I think the gamification of cybersecurity learning is really powerful at broadening the student audience to people that may be intimidated or unexcited by learning such concepts and skills. It also fosters a sense of community, pride and achievement (in much smaller doses than gaining a cert/degree). This is all great, and I do think that the cybersecurity talent is improving as a result of this wider, invested audience.

In reality, though, the cyber industry is far from a game. It has very serious connotations. This notion really hit my radar when I stumbled upon a provocative blog post from James Hay called Gamification has ruined basically everything.

Because what’s missing from this race to the top of the ladder, is the learning. Because the reality is it was never about that. You are a product to be bought and sold, your habits too.

...

The goal is becoming faster at playing the ‘game’ of cyber.
— James Hay, The Toy Box Blog

I think that he hits the nail on the head, and that these cyber education platforms need to address to their audience the disparity between a game and real life.

True learning often embodies careful thought and strategy, and takes immense patience and failure to see even slight success. When I had to implement REGEX blacklisting policies in an email proxy for a SOC client, I didn’t just go in, make a policy and get some points and a rank upgrade. Nor did I mess up their email proxy policies until I got it right and then get the points and rank upgrade. It was torturous.

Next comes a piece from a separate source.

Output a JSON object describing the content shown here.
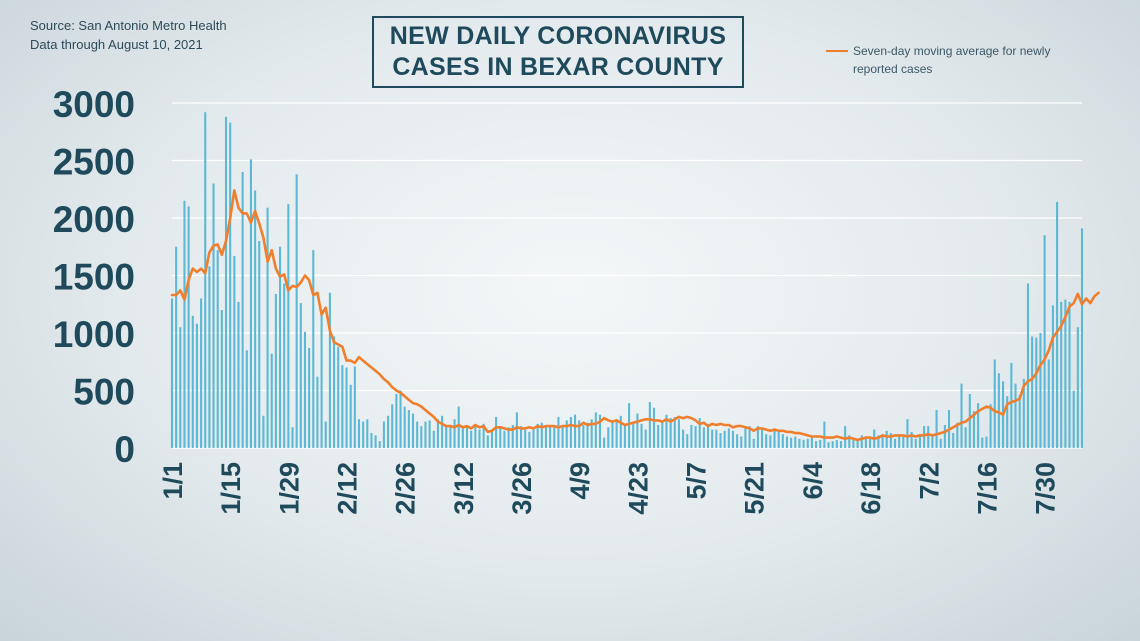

Since the email proxy was in prod and the business relied on the inbound emails to be delivered (obviously), this wasn’t a game. I had to navigate internal and external politics, prove the REGEX policy was necessary to prevent widespread phishing campaigns that weren’t being mitigated, present to the client stakeholders, implement the REGEX policy with exactness, and test outside of business hours. When it didn’t work I couldn’t just try, try, try. I had to roll back immediately, contact stakeholders, resubmit more change requests and go through this whole song-and-dance while facing internal/external scrutiny with each failed change outcome. It was grueling. But after multiple attempts, the syntax worked and the policy processed inbound mail correctly so that blacklists were effective in the way we needed.

And more than any sense of victory, was honestly just a sense of relief.


But it was real life. With real consequences. With real meaning. And I learned far more from an experience like that than any flag, pwn or IOC I’ve uncovered in the context of a simulated game.

Also, I think with this new ‘shininess’ to playing and beating offensive security challenges, the talent pool will grow in volume and lower in age. This is a very exciting, but incredibly dangerous outcome of the gamification of red team skills. I think that these platforms need to attribute more weight to not only teaching people whatever skills they want (i.e. h4ck1ng), but also teaching them the consequences of breaking the law (i.e. u get v&) and encouraging them to pursue legal careers with their skillsets as they upskill. \\

Else, they are just flooding the cyber landscape with threat actors, while making a nice penny along the way.

My prediction: these threat actors are about to get A LOT younger; and have skills that don’t match their life experience.